Pertama, disiapkan rencana penerbangan dari Lanud Halim Perdanakusuma menuju
sasaran (Rawalpindi) dengan menggunakan pesawat Boeing B707 milik Pertamina
yang dioperasikan oleh Pelita Air Service. Untuk kesuksesan misi, dipilihlah
awak yang sudah terlatih dalam melaksanakan operasi penerbangan intelijen.
Mereka bertiga, yaitu Capt Arifin, Capt Abdullah, dan Capt Danur. Tim juga
menyusun rencana penerbangan (flight plan) dengan beberapa batasan.

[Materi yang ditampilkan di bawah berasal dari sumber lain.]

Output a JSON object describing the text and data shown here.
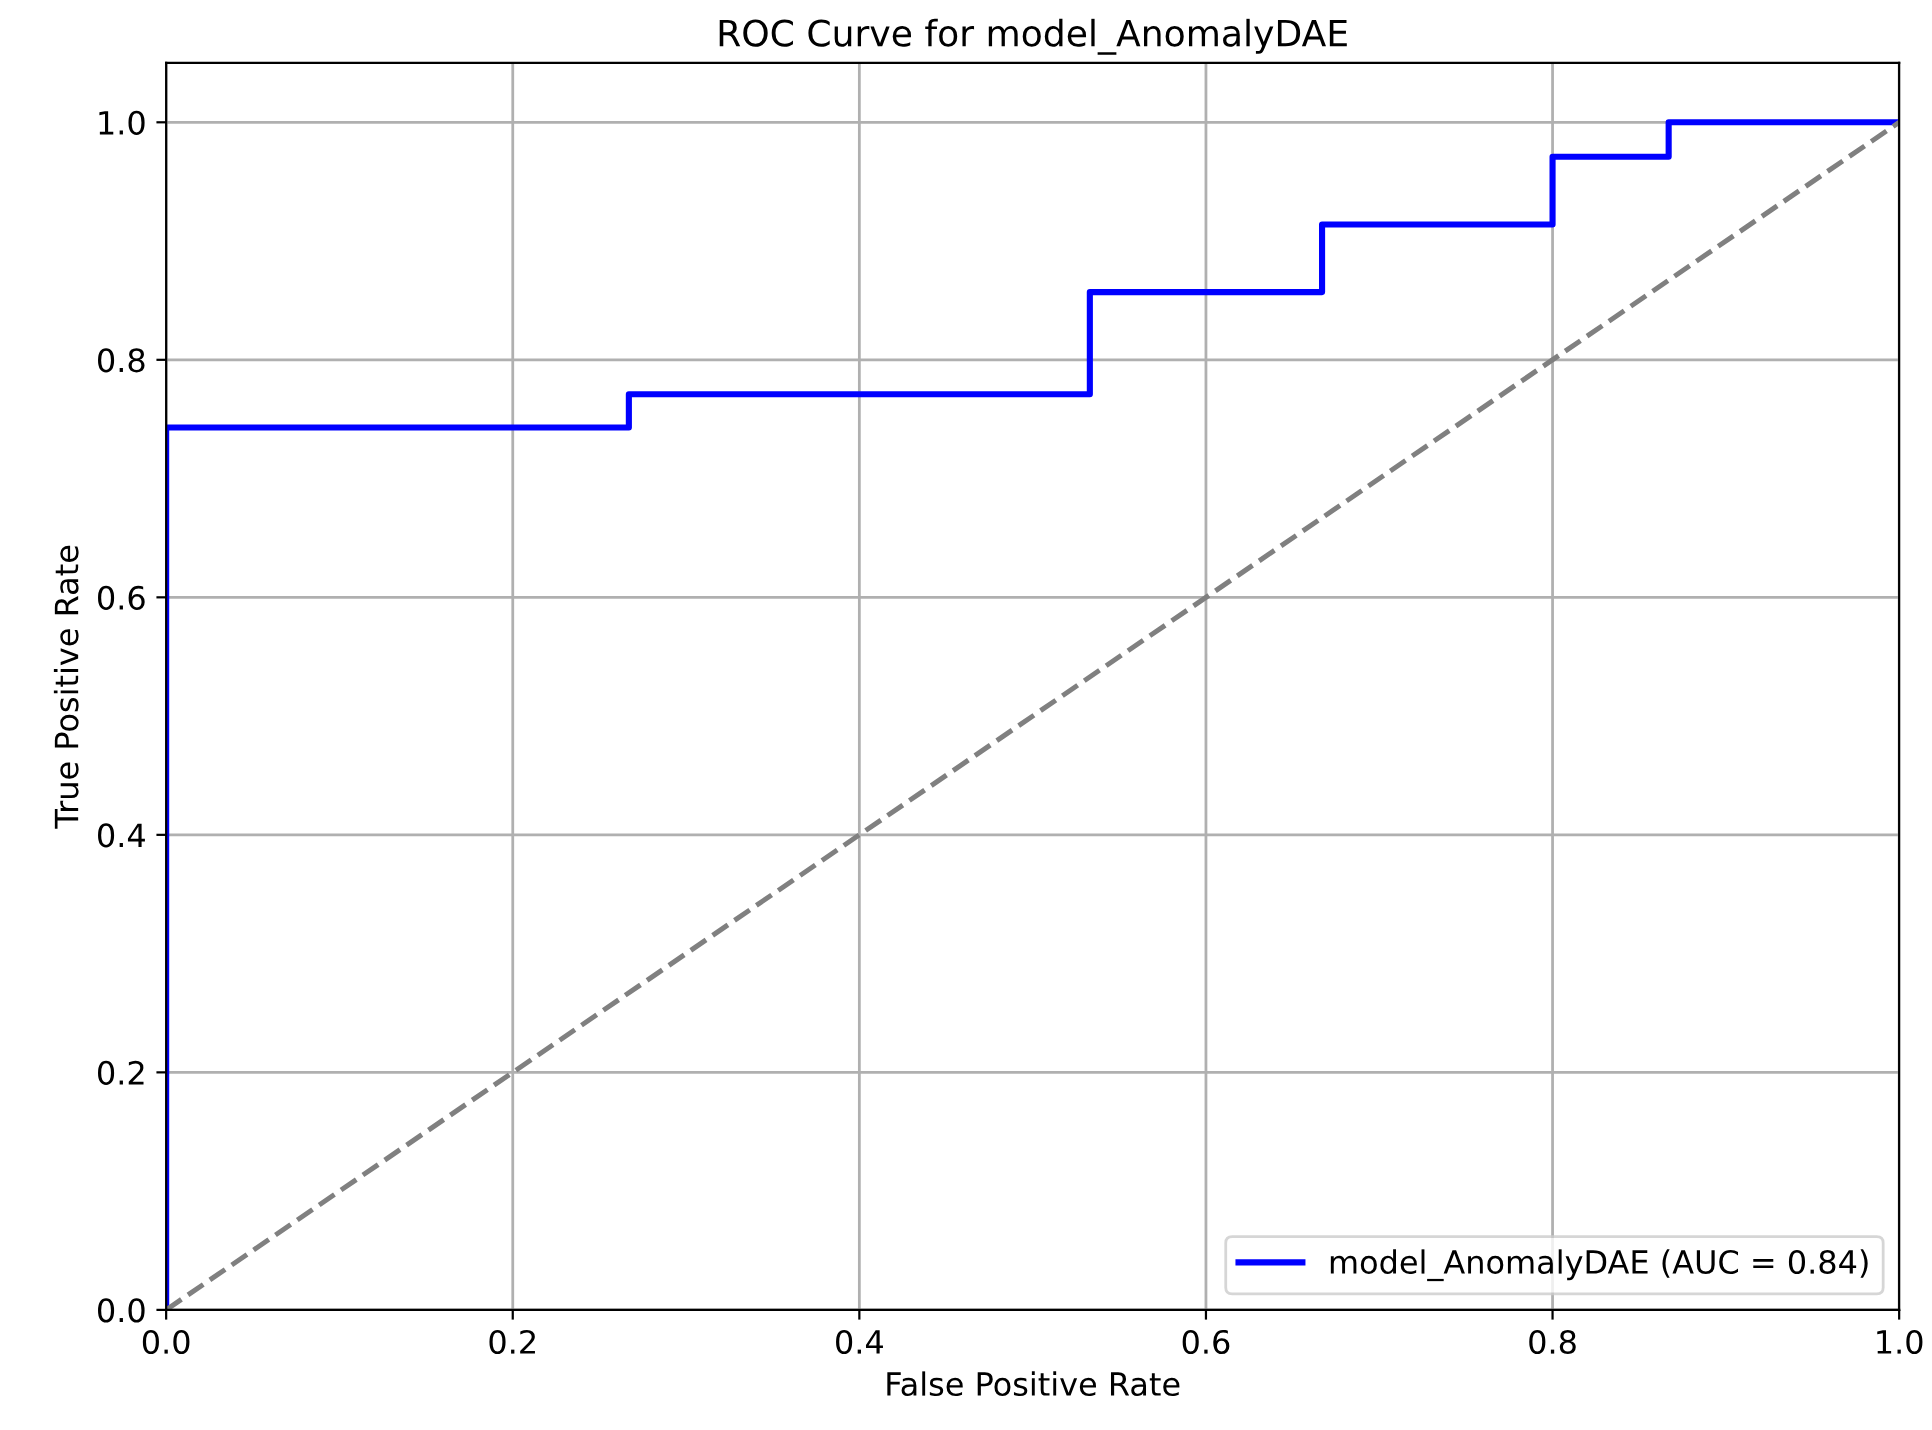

Untuk mendukung rencana ini, operasi penerbangan
diberikan “cover” operasi kemanusiaan dengan membawa bantuan berupa obat-obatan
untuk para korban peperangan di Afghanistan. Kemudian disusun rute penerbangan
dengan rencana alternatif darurat menghindari wilayah udara India yang dinilai
sebagai tidak bersahabat dengan Pakistan dan sebaliknya bersahabat dengan Uni
Soviet. Selanjutnya, disusun pula rute penerbangan yang paling aman dari segi
intelijen yakni melalui Samudera Hindia. Namun karena fakta keamanan terbang
dan masalah logistik, diperlukan satu kali pendaratan untuk mengisi bahan
bakar; dan yang paling ideal adalah sebuah technical landing di Pulau Diego
Garcia, yaitu sebuah kepulauan atol di Samudera Hindia milik Inggris namun
dioperasikan oleh Amerika Serikat untuk mendukung logistik Armada Ke-6 AL AS
dalam mengawasi kawasan Samudera Hindia. Untuk itu diperlukan pendekatan ganda
baik kepada intelijen Inggris guna mendapatkan izin mendarat dan dengan intelijen
AS sebagai “penguasa” Diego Garcia.
Atol Diego Garcia dilihat dari udara. Pulau ini dipilih sebagai tempat transit untuk mengisi bahan bakar guna menghindari wilayah udara India yang mungkin membahayakan misi. |
Jarak tempuh garis lurus terpendek dari Jakarta
ke Rawalpindi sekitar 5.400 mil laut, namun sepertiga perjalanan harus
melintasi wilayah udara India. Karena itulah akhirnya dipilih rute penerbangan
Jakarta-Diego Garcia di Samudera Hindia dengan jarak 3.000 mil laut dan
dilanjutkan Diego Garcia-Rawalpindi di Pakistan utara sejauh 3.000 mil laut
lagi. Alhasil total jarak yang harus ditempuh bertamabah 600 mil laut dengan
total 6.000 mil laut.
Kumpulkan Senjata
Menurut catatan Mabes ABRI, persenjataan buatan
Uni Soviet di lingkungan ABRI tersebar di satuan-satuan TNI AU dan AD. Tim
sudah menyiapkan langkah-langkah untuk mengumpulkan dan kemudian mengondisikan
agar senjata ini aman untuk dikirim. Melalui sebuah surat perintah, semua
senjata ini dikumpulkan untuk kemudian didata. Memang setelah terkumpul dan
dihitung, senjata ini bisa digunakan untuk melengkapi dua batalion infanteri,
seperti yang dijanjikan LB Moerdani kepada mitra Pakistan-nya. Senjata-senjata
ini lalu dinilai satu persatu untuk melihat serviceability-nya. Apakah masih
berfungsi dengan baik atau tidak.
Tahap selanjatnya yang melelahkan adalah
menghapus semua nomor seri (serial number) setiap pucuk senjata guna
menghindari identitas pemilik awal. Suatu kegiatan yang sungguh menghabiskan
waktu dan tenaga demi suksesnya operasi intelijen. Kira-kira empat bulan
kemudian sejak operasi Permadani Terbang digulirkan, pada akhir Juni dinyatakan
bahwa seluruh persenjataan telah berhasil dikerok nomor serinya dan saat itu
terkumpul di gudang khusus yang disiapkan pihak intelijen di Lanud Halim
Perdanakusuma. Senjata yang berhasil dikumpulkan terdiri dari ribuan senapan
serbu AK-47, senjata berat STTB (senjata tanpa tolak batik), dan mortir.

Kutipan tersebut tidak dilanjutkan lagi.